Neredeyse rutin haline gelen terör saldırıları karşısında dünya kamuoyu, bu tehdit ile ortak mücadele edilmesi gerektiği konusunda giderek daha çok ikna oluyor.
Irak Şam İslam Devleti’nin (IŞİD) temsil ettiği büyüyen terör tehlikesi karşısında Suriye ve bölgedeki diğer ülkelerin birleşmesi gerektiği fikri yaygınlaşıyor. Bilindiği gibi, Ürdün ve Suudi Arabistan’ın yanında Türkiye de bu mücadeleye katkı sunmaya hazır.
Peki bugünkü ortamda Ankara’nın, Şam’ın da katılacağı bir uluslarası koalisyonda yer alması mümkün mü? Türkiye’de, Şam ile geçici de olsa birleşip Suriye’nin toprak bütünlüğünü ve Türkiye’nin sınırlarını tehdit eden terör örgütlerine karşı birlikte hareket etme konsunda neler düşünülüyor?

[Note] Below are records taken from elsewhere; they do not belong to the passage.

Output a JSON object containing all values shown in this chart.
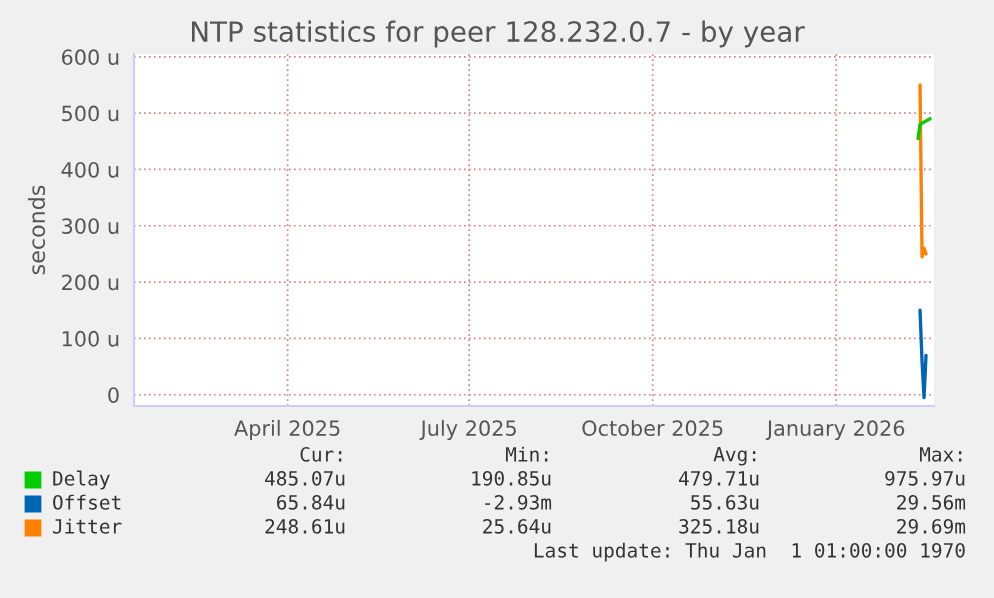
{
  "chart_data": {
    "type": "line",
    "title": "NTP statistics for peer 128.232.0.7 - by year",
    "ylabel": "seconds",
    "series": [
      {
        "name": "Delay",
        "color": "#00cc00",
        "x": [
          "2026-02-11",
          "2026-02-12",
          "2026-02-17"
        ],
        "values": [
          455,
          480,
          490
        ]
      },
      {
        "name": "Offset",
        "color": "#0066b3",
        "x": [
          "2026-02-12",
          "2026-02-13",
          "2026-02-14",
          "2026-02-15"
        ],
        "values": [
          150,
          60,
          -5,
          70
        ]
      },
      {
        "name": "Jitter",
        "color": "#ff8000",
        "x": [
          "2026-02-12",
          "2026-02-13",
          "2026-02-14",
          "2026-02-15"
        ],
        "values": [
          550,
          245,
          260,
          250
        ]
      }
    ],
    "xlim": [
      "2025-01-14",
      "2026-02-19"
    ],
    "xticks": [
      {
        "value": "2025-04-01",
        "label": "April 2025"
      },
      {
        "value": "2025-07-01",
        "label": "July 2025"
      },
      {
        "value": "2025-10-01",
        "label": "October 2025"
      },
      {
        "value": "2026-01-01",
        "label": "January 2026"
      }
    ],
    "ylim": [
      -20,
      605
    ],
    "yticks": [
      0,
      {
        "value": 100,
        "label": "100 u"
      },
      {
        "value": 200,
        "label": "200 u"
      },
      {
        "value": 300,
        "label": "300 u"
      },
      {
        "value": 400,
        "label": "400 u"
      },
      {
        "value": 500,
        "label": "500 u"
      },
      {
        "value": 600,
        "label": "600 u"
      }
    ],
    "grid": true,
    "legend": "bottom",
    "annotations": [
      "Cur:",
      "Min:",
      "Avg:",
      "Max:",
      "485.07u",
      "190.85u",
      "479.71u",
      "975.97u",
      "65.84u",
      "-2.93m",
      "55.63u",
      "29.56m",
      "248.61u",
      "25.64u",
      "325.18u",
      "29.69m",
      "Last update: Thu Jan  1 01:00:00 1970"
    ]
  }
}
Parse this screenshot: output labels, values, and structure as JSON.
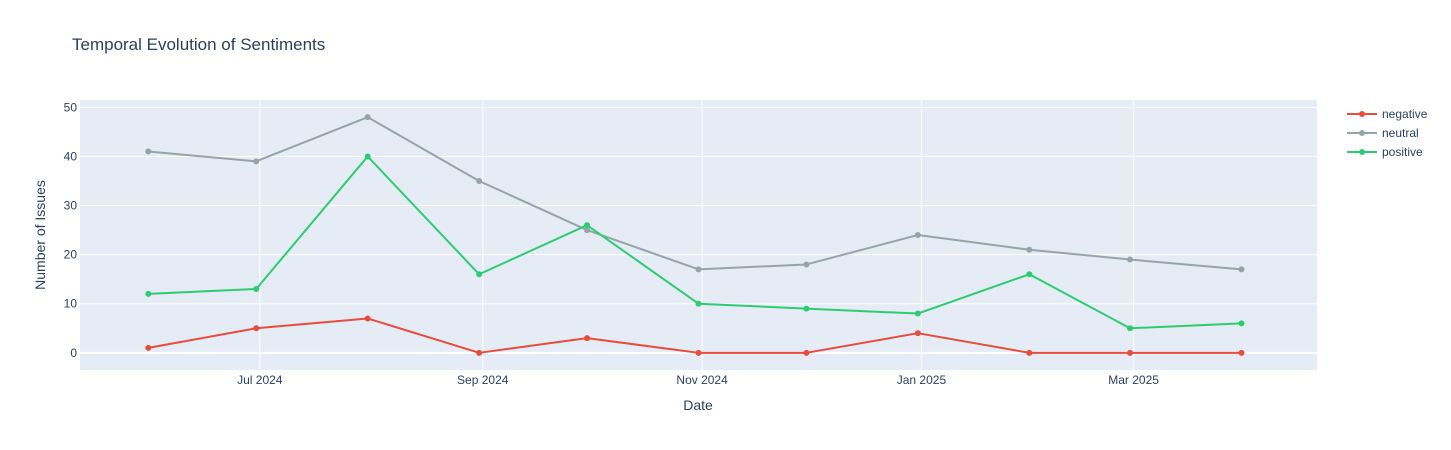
{
  "chart_data": {
    "type": "line",
    "title": "Temporal Evolution of Sentiments",
    "xlabel": "Date",
    "ylabel": "Number of Issues",
    "x": [
      "2024-05-31",
      "2024-06-30",
      "2024-07-31",
      "2024-08-31",
      "2024-09-30",
      "2024-10-31",
      "2024-11-30",
      "2024-12-31",
      "2025-01-31",
      "2025-02-28",
      "2025-03-31"
    ],
    "x_ticks": [
      {
        "date": "2024-07-01",
        "label": "Jul 2024"
      },
      {
        "date": "2024-09-01",
        "label": "Sep 2024"
      },
      {
        "date": "2024-11-01",
        "label": "Nov 2024"
      },
      {
        "date": "2025-01-01",
        "label": "Jan 2025"
      },
      {
        "date": "2025-03-01",
        "label": "Mar 2025"
      }
    ],
    "y_ticks": [
      0,
      10,
      20,
      30,
      40,
      50
    ],
    "ylim": [
      -3.5,
      51.5
    ],
    "xlim": [
      "2024-05-12",
      "2025-04-21"
    ],
    "grid": true,
    "legend_position": "top-right",
    "series": [
      {
        "name": "negative",
        "color": "#e74c3c",
        "values": [
          1,
          5,
          7,
          0,
          3,
          0,
          0,
          4,
          0,
          0,
          0
        ]
      },
      {
        "name": "neutral",
        "color": "#95a5a6",
        "values": [
          41,
          39,
          48,
          35,
          25,
          17,
          18,
          24,
          21,
          19,
          17
        ]
      },
      {
        "name": "positive",
        "color": "#2ecc71",
        "values": [
          12,
          13,
          40,
          16,
          26,
          10,
          9,
          8,
          16,
          5,
          6
        ]
      }
    ]
  }
}
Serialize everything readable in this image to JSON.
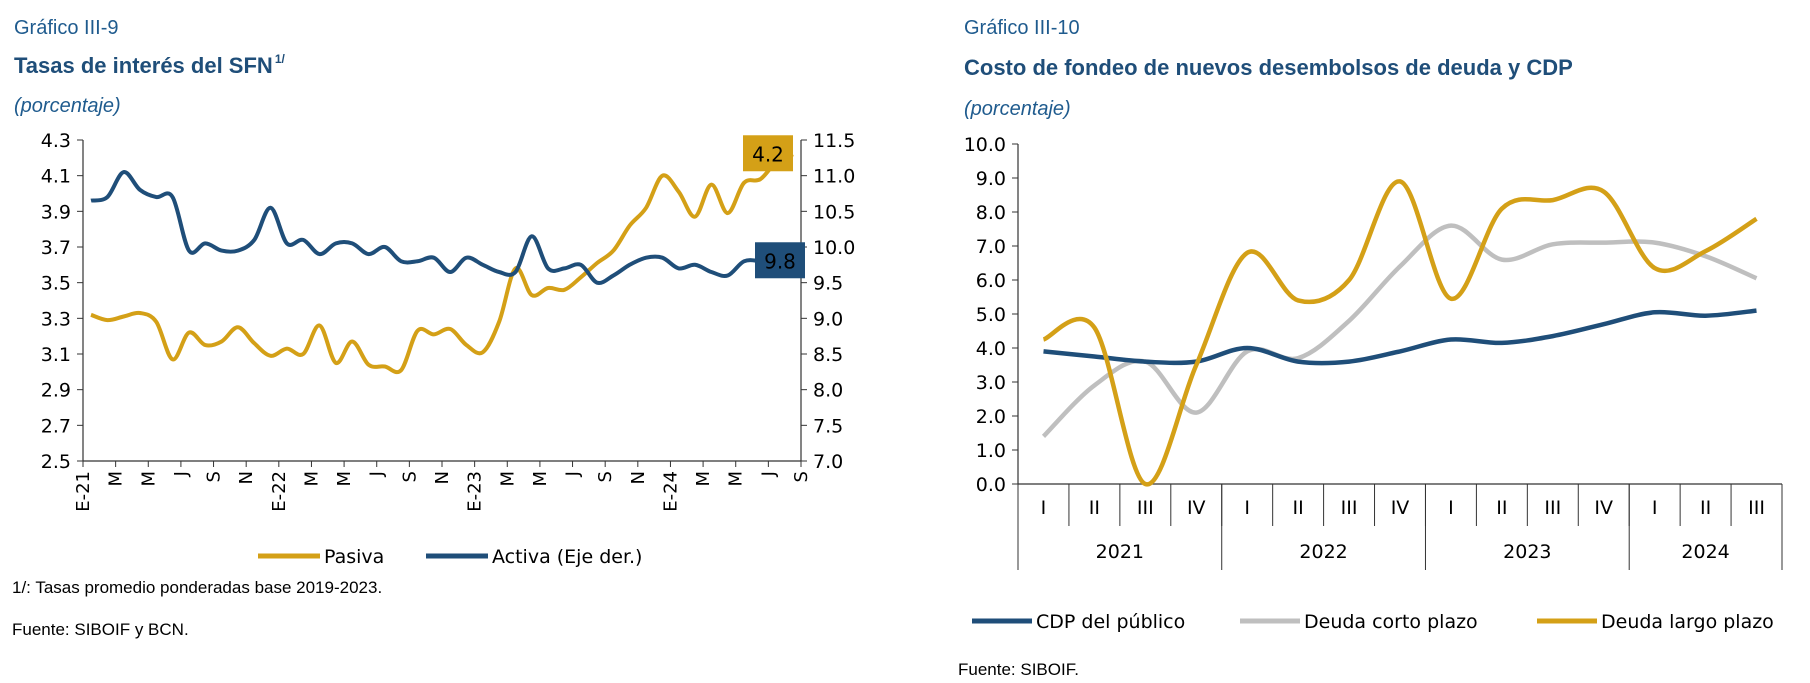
{
  "left": {
    "label": "Gráfico III-9",
    "title": "Tasas de interés del SFN",
    "title_sup": "1/",
    "subtitle": "(porcentaje)",
    "footnote": "1/:  Tasas promedio ponderadas base 2019-2023.",
    "source": "Fuente:  SIBOIF y BCN."
  },
  "right": {
    "label": "Gráfico III-10",
    "title": "Costo de fondeo de nuevos desembolsos de deuda y CDP",
    "subtitle": "(porcentaje)",
    "source": "Fuente:  SIBOIF."
  },
  "chart_data": [
    {
      "type": "line",
      "y_left": {
        "ticks": [
          "4.3",
          "4.1",
          "3.9",
          "3.7",
          "3.5",
          "3.3",
          "3.1",
          "2.9",
          "2.7",
          "2.5"
        ],
        "range": [
          2.5,
          4.3
        ]
      },
      "y_right": {
        "ticks": [
          "11.5",
          "11.0",
          "10.5",
          "10.0",
          "9.5",
          "9.0",
          "8.5",
          "8.0",
          "7.5",
          "7.0"
        ],
        "range": [
          7.0,
          11.5
        ]
      },
      "x_tick_labels": [
        "E-21",
        "M",
        "M",
        "J",
        "S",
        "N",
        "E-22",
        "M",
        "M",
        "J",
        "S",
        "N",
        "E-23",
        "M",
        "M",
        "J",
        "S",
        "N",
        "E-24",
        "M",
        "M",
        "J",
        "S"
      ],
      "colors": {
        "pasiva": "#d4a017",
        "activa": "#1f4e79"
      },
      "series": [
        {
          "name": "Pasiva",
          "axis": "left",
          "values": [
            3.32,
            3.29,
            3.31,
            3.33,
            3.28,
            3.07,
            3.22,
            3.15,
            3.17,
            3.25,
            3.16,
            3.09,
            3.13,
            3.1,
            3.26,
            3.05,
            3.17,
            3.04,
            3.03,
            3.01,
            3.23,
            3.21,
            3.24,
            3.15,
            3.11,
            3.28,
            3.58,
            3.43,
            3.47,
            3.46,
            3.53,
            3.61,
            3.68,
            3.82,
            3.92,
            4.1,
            4.01,
            3.87,
            4.05,
            3.89,
            4.06,
            4.08,
            4.18,
            4.22
          ]
        },
        {
          "name": "Activa (Eje der.)",
          "axis": "right",
          "values": [
            10.65,
            10.7,
            11.05,
            10.8,
            10.7,
            10.7,
            9.95,
            10.05,
            9.95,
            9.95,
            10.1,
            10.55,
            10.05,
            10.1,
            9.9,
            10.05,
            10.05,
            9.9,
            10.0,
            9.8,
            9.8,
            9.85,
            9.65,
            9.85,
            9.75,
            9.65,
            9.65,
            10.15,
            9.7,
            9.7,
            9.75,
            9.5,
            9.6,
            9.75,
            9.85,
            9.85,
            9.7,
            9.75,
            9.65,
            9.6,
            9.8,
            9.8,
            9.75,
            9.8
          ]
        }
      ],
      "last_value_labels": {
        "pasiva": "4.2",
        "activa": "9.8"
      },
      "legend": [
        "Pasiva",
        "Activa (Eje der.)"
      ]
    },
    {
      "type": "line",
      "y": {
        "ticks": [
          "10.0",
          "9.0",
          "8.0",
          "7.0",
          "6.0",
          "5.0",
          "4.0",
          "3.0",
          "2.0",
          "1.0",
          "0.0"
        ],
        "range": [
          0,
          10
        ]
      },
      "quarters": [
        "I",
        "II",
        "III",
        "IV",
        "I",
        "II",
        "III",
        "IV",
        "I",
        "II",
        "III",
        "IV",
        "I",
        "II",
        "III"
      ],
      "years": [
        "2021",
        "2022",
        "2023",
        "2024"
      ],
      "colors": {
        "cdp": "#1f4e79",
        "corto": "#bfbfbf",
        "largo": "#d4a017"
      },
      "series": [
        {
          "name": "CDP del público",
          "values": [
            3.9,
            3.75,
            3.6,
            3.6,
            4.0,
            3.6,
            3.6,
            3.9,
            4.25,
            4.15,
            4.35,
            4.7,
            5.05,
            4.95,
            5.1
          ]
        },
        {
          "name": "Deuda corto plazo",
          "values": [
            1.4,
            2.9,
            3.6,
            2.1,
            3.9,
            3.7,
            4.8,
            6.4,
            7.6,
            6.6,
            7.05,
            7.1,
            7.1,
            6.7,
            6.05
          ]
        },
        {
          "name": "Deuda largo plazo",
          "values": [
            4.25,
            4.6,
            0.0,
            3.5,
            6.8,
            5.4,
            6.0,
            8.9,
            5.45,
            8.1,
            8.35,
            8.6,
            6.35,
            6.85,
            7.8
          ]
        }
      ],
      "legend": [
        "CDP del público",
        "Deuda corto plazo",
        "Deuda largo plazo"
      ]
    }
  ]
}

Konuyla ilgili Sputnik Haber Ajansı’na konuşan Türkiye Emekli Subaylar Derneği Başkanı emekli Hava Korgenerali Dr. Erdoğan Karakuş, şu değerlendirmelerde bulundu:
"Müdahale için birinci şartın Suriye’nin rıza göstermesi olduğunu düşünüyorum. Suriye’nin kendi topraklarıyla ilgili hem IŞİD, hem de PKK-PYD açısından sıkıntıları var. Şu anda Suriye’nin kuzeyi, hem PKK-PYD hem de IŞİD tarafından neredeyse tamamen paylaşılmış durumda. Burada bir yandan IŞİD'in ne yapacağı belli değil. Öte yandan PYD-PKK, İsrail ile Barzani ve Kuzey Irak’taki güçleri de Akdeniz’e çıkararak Suriye’nin kuzey topraklarını tamamen eline geçirmeye yönelik bir siyaset güdüyor. Bu iki güç de Suriye’de üniter devletin düşmanı."
Türkiye’de halkın asla ve asla Suriyeli kardeşlerimizle bir sorunu yok. İki milyonun üzerinde Suriyeli şu anda Türkiye’de yaşıyor. Bu kişilerin yavaş yavaş kendi topraklarına belirli ölçüde kaydırılmasının büyük yararı olacağını düşünüyorum. Bu, hem Suriye’nin, hem de Türkiye’nin lehine olur. Türkiye, Suriye'de savaşa girmek istemiyor. Bunun için tek yol Esad ile anlaşmak. Esad’la anlaşılırsa, Suriye’nin toprak bütünlüğüne bir zarar gelmeyecektir."